Walder définit à juste titre le président chilien Sebastian Pinera comme la dinde d’un banquet qui dure depuis longtemps et qui implique toute la classe politique chilienne. Il n’est donc pas étonnant que la rue chilienne ne fasse plus de différence entre le gouvernement, les partis politiques et la police. Pinera, comme on pouvait s’y attendre, a criminalisé tous les mouvements sociaux, envoyé l’armée dans la rue pour une répression sans relâche et instauré un couvre-feu.
Pinera est le 7e milliardaire le plus riche du Chili, avec des actifs évalués à 2,7 milliards de dollars, répartis dans des compagnies aériennes, des supermarchés, la télévision, des cartes de crédit et le football. C’est une sorte de Moreno turbocompressé, un Pinochet néolibéral. Le frère de Pinera, José, était en fait un ministre sous Pinochet, et l’homme qui a mis en œuvre le système social privatisé du Chili – une source clé de désintégration sociale et de désespoir. Et tout est lié : l’actuel ministre brésilien des Finances, Paulo Guedes, un Chicago boy, a vécu et travaillé au Chili à l’époque, et veut maintenant répéter l’expérience absolument désastreuse au Brésil.
En fin de compte, le « modèle » économique que Guedes veut imposer au Brésil s’est totalement effondré au Chili.
La principale ressource du Chili est le cuivre. Historiquement, les mines de cuivre appartenaient aux États-Unis, mais elles ont ensuite été nationalisées par le président Salvador Allende en 1971, d’où le plan du criminel de guerre Henry Kissinger d’éliminer Allende, qui a culminé avec le 11 septembre 1973.

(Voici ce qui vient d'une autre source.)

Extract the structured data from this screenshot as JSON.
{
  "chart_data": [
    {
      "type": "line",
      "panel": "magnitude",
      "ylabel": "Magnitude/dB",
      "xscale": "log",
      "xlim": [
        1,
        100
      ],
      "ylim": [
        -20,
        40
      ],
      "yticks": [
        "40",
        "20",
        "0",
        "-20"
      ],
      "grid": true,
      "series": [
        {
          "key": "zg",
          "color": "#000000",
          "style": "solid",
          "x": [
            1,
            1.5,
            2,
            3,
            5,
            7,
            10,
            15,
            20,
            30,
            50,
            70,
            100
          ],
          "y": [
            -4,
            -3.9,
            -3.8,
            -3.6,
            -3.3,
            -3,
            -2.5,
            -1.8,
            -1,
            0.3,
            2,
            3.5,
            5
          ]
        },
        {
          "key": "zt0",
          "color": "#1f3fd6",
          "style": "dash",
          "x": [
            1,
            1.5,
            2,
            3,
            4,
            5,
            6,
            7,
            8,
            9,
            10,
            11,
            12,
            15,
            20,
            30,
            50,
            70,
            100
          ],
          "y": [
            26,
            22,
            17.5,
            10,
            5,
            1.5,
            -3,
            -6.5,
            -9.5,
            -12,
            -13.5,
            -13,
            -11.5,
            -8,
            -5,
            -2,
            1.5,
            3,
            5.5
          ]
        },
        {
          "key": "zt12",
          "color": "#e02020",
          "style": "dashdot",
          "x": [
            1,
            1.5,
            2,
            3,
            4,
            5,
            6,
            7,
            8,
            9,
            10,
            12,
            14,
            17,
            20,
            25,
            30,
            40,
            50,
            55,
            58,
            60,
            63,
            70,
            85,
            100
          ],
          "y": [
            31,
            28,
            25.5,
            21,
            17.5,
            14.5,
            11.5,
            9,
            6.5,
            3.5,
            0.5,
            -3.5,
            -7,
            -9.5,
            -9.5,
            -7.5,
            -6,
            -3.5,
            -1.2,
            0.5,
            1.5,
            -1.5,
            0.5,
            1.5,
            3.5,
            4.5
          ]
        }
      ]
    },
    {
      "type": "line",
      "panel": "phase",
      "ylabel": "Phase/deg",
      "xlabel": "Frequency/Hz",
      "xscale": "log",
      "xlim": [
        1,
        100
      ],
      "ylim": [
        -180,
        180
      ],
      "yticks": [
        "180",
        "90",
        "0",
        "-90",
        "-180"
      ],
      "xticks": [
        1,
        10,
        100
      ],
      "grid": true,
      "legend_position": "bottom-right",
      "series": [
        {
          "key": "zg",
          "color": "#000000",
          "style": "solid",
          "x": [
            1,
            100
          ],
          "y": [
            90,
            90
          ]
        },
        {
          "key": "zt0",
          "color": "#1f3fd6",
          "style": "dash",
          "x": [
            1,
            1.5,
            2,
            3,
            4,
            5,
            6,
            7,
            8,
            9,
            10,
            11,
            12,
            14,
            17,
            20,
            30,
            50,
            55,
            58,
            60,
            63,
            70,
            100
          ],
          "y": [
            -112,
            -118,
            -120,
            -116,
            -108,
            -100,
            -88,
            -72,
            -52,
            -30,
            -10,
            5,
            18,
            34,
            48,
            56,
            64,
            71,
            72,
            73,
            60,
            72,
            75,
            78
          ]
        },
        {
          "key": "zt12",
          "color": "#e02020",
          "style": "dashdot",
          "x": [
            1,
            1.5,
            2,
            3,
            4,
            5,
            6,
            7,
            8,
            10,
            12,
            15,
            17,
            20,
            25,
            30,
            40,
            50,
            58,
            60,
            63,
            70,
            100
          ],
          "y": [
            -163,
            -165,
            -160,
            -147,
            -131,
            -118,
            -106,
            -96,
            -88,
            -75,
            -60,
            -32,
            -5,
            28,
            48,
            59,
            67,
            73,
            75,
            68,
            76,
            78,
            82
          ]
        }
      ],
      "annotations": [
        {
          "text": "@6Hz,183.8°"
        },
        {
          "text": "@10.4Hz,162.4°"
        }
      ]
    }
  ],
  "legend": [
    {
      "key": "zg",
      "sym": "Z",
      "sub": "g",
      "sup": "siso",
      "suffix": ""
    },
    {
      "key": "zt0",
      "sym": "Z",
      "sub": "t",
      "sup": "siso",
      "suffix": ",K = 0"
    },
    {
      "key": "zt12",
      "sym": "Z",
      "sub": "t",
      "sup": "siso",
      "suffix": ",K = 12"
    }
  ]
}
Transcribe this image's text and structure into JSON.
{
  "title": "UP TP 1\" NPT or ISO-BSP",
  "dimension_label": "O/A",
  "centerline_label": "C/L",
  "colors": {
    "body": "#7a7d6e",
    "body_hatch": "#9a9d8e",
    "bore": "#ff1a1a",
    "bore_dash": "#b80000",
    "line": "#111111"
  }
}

La dictature de Pinochet a plus tard reprivatisé les mines. La plus grande d’entre elles, Escondida, dans le désert d’Atacama – qui représente 9% du cuivre mondial – appartient au géant anglo-australien Bhp Billiton. Le plus gros acheteur de cuivre sur les marchés mondiaux est la Chine. Au moins deux tiers des revenus générés par le cuivre chilien ne vont pas au peuple chilien, mais à des multinationales étrangères.
La débâcle argentine
Avant le Chili, l’Équateur était semi-paralysé : écoles inactives, pas de transports urbains, pénuries alimentaires, spéculation galopante, graves perturbations sur les exportations de pétrole. Sous le feu de la mobilisation de 25 000 peuples autochtones dans les rues, le Président Lénine Moreno a lâchement laissé un vide de pouvoir à Quito, transférant le siège du gouvernement à Guayaquil. Les peuples autochtones ont pris en charge la gouvernance dans de nombreuses villes importantes. L’Assemblée nationale a déserté pendant près de deux semaines, sans même la volonté d’essayer de résoudre la crise politique.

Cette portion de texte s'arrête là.